I’d contest that: I think it a uniservice should not be restricted to A => B, 
it could also be Stream[A] => Stream[B] (well, these are not the real types). 
This would take care of the back pressure for data ingesting services in a 
better fashion than individual calls would, but we need a solution for those as 
well as you point out. One of the reasons for exclusively targeting direct 
peer-to-peer communications is that back pressure otherwise is basically 
unmaintainable.

One related feature is that we should include common patterns like the 
CircuitBreaker from the get-go.

> 
> Application Metrics and Tracing
> Microservices means it becomes more and more important to figure out what's 
> going on across many services.   Fortunately there's a lot of work in this 
> area; multiple third party libs to provide automatic metrics;  somebody wrote 
> an Akka integration with Twitter's Dapper-like tracing system, and I have 
> written a tracing/graphing system as well.
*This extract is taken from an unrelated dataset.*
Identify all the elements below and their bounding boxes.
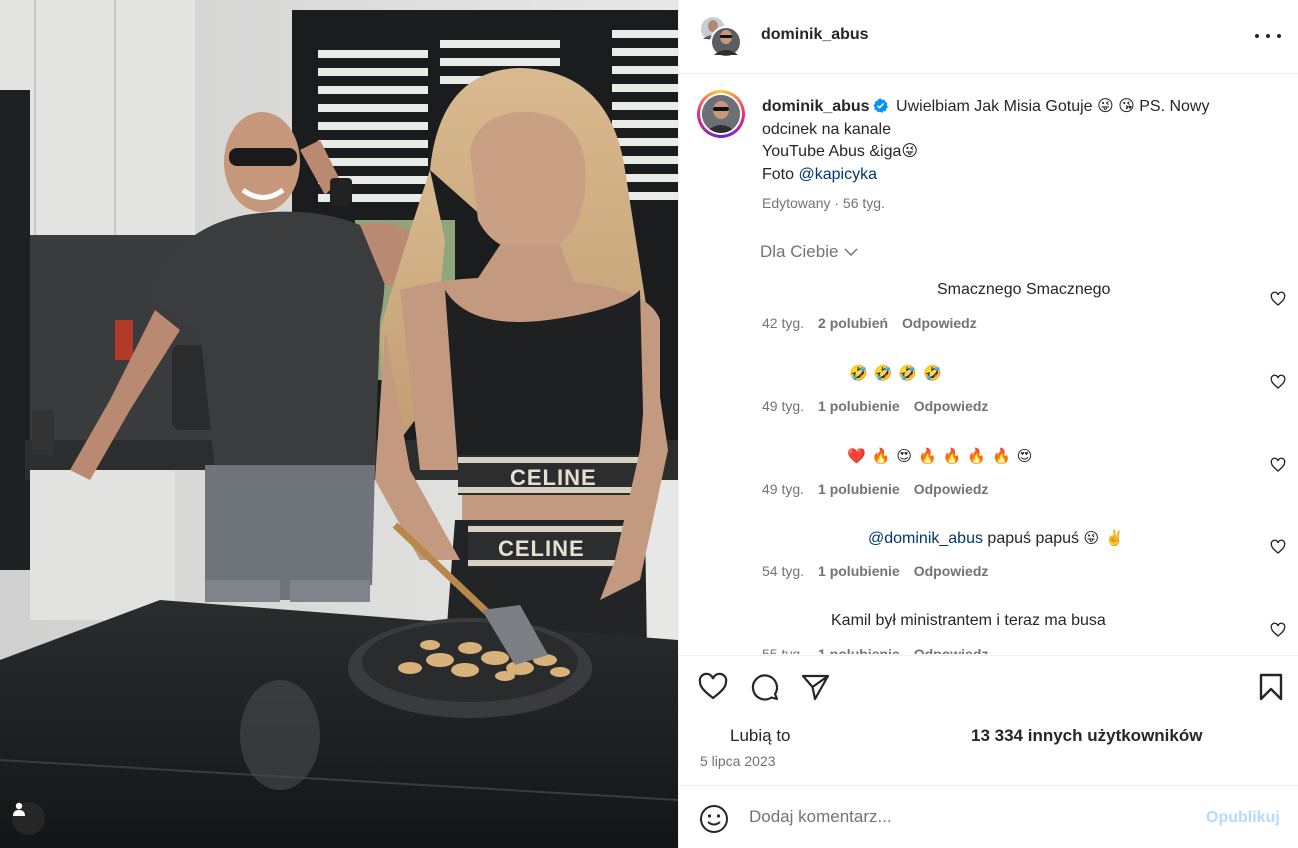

Yes, monitoring components must be added as well, I see them as uniservices 
themselves just like the message routing facilities.

> 
> Hot Reloads
> I didn't include this in the list above, because the assumption is that with 
> lots of independent small services, they will be naturally easier to 
> redeploy.  Some will argue that the JVM is heavyweight (actually I think a 
> lightly loaded JVM app is under 50MB, which is very reasonable), and will 
> want Erlang-style hot reloads of individual actors.  This is really tricky 
> area though.

I fully agree, redeployment should be done on a per-JVM granularity, where one 
JVM possibly hosts multiple (related) uniservices.

One thing that is commonly left out—even when citing Erlang—is resilience: it 
is of the utmost important to include a sane model for handling service 
failures, restarting or redeploying them, switching to backup topologies, etc. 
We have that within Akka and porting this to the way we express uniservice 
architectures is one of the most appealing aspects of this whole endeavor.

> 
> Anyways, I'd love to get the thoughts of the community about this idea of 
> using Akka as a "microservice" platform.  

Much appreciated that you started this, and sorry for taking so long to 
respond, the last few days were a bit hectic on my end.

Regards,


Dr. Roland Kuhn
Akka Tech Lead
Typesafe – Reactive apps on the JVM.